Como habrá visto desde arriba, Espejo sigue mandando y dejando recados, Chico, Pavón y Armada están para jugar y recibir sus órdenes y Ortiz dejando detalles de calidad con esa zurda mágica. Lo de Castillo y Abel merece capítulo aparte, pero su arte es incomparable. Chico II sigue mostrando clase y hasta marcó un golito, aunque fue su niño Armada el que hizo dos y Galiano otro. Lo del 4-1 fue una sobrada, porque como bien decía Iñaki, mire si es usted grande que vino para simplemente estar porque ya no puede jugar, con el 1-0 era más que suficiente. May y Fran Amado, bueno lo de Fran dejémoslo, además de Lucas y algún otro pusieron el toque de casa. Zamora presumía de sus dos ascensos con la rojiblanca y en definitiva todos querían la foto con los héroes a los que el tiempo, más allá de lo físico, convierte cada vez en más leyenda. "El bigote habría tirado el muro". Era lo que decía alguno en relación a los banquillos actuales del Mirador. Montes, siempre Montes.
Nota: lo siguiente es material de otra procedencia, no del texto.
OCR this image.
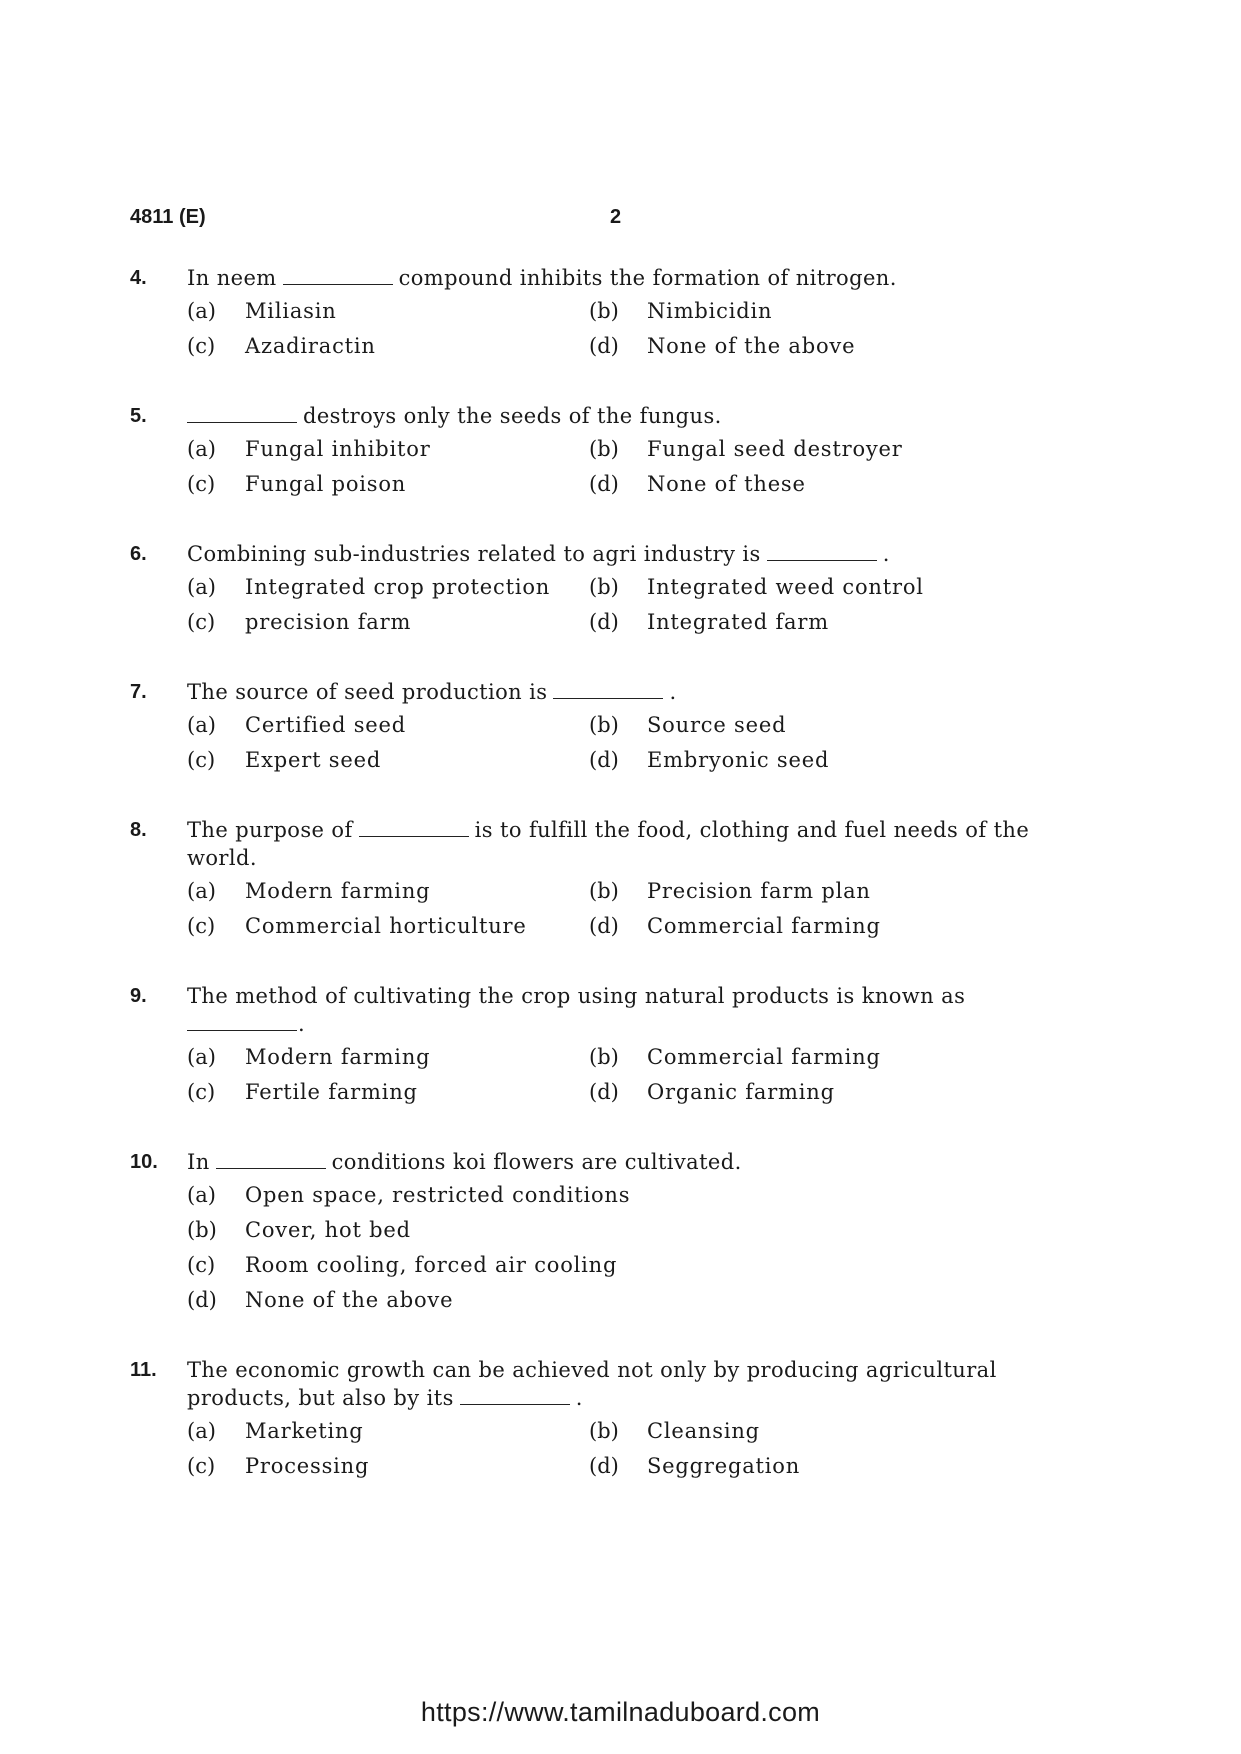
4811 (E)	2
4.	In neem	compound inhibits the formation of nitrogen.
(a) Miliasin	(b) Nimbicidin
(c) Azadiractin	(d) None of the above
5.	destroys only the seeds of the fungus.
(a) Fungal inhibitor	(b) Fungal seed destroyer
(c) Fungal poison	(d) None of these
6.	Combining sub-industries related to agri industry is	.
(a) Integrated crop protection (b) Integrated weed control
(c) precision farm	(d) Integrated farm
7.	The source of seed production is	.
(a) Certified seed	(b) Source seed
(c) Expert seed	(d) Embryonic seed
8.	The purpose of	is to fulfill the food, clothing and fuel needs of the world.
(a) Modern farming	(b) Precision farm plan
(c) Commercial horticulture	(d) Commercial farming
9.	The method of cultivating the crop using natural products is known as
.
(a) Modern farming	(b) Commercial farming
(c) Fertile farming	(d) Organic farming
10.	In	conditions koi flowers are cultivated.
(a) Open space, restricted conditions
(b) Cover, hot bed
(c) Room cooling, forced air cooling
(d) None of the above
11.	The economic growth can be achieved not only by producing agricultural products, but also by its	.
(a) Marketing	(b) Cleansing
(c) Processing	(d) Seggregation
https://www.tamilnaduboard.com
Asían, daba órdenes, más bien Piculi,desde la banda y todo salió según lo que usted merecía. El presi, Bernardo, volvió a ese santuario en el que algunas mujeres de los nuestros, entonces novias, seguían emocionándose. La verdad es que lo hicieron- hicimos, todos. 

Al recibo de la presente, Don José Luis Montes, reciba usted el más cordial y cariñoso saludo de todo el algecirismo. Su hijo Alberto Montes, junto a su familia, lo recogió en primera persona. "Sabíamos que se le tenía mucho cariño, pero ha sido espectacular, muy bonito y estaremos eternamente agradecido", apuntó el futuro técnico, quien sabe si un día del Algeciras,

Ah, por si hace falta ponerlo, se trata del homenaje, más que merecido, a José Luis Montes,un técnico inmortal para todos los que sienten esta religión rojiblanca a la que él, junto a ese equipo que casi se reunió al completo para rendirle pleitesía, elevó al cielo desde el que hoy habrá disfrutado. Gracias Míster, sus chicos siguen bien. Verdejo de 10.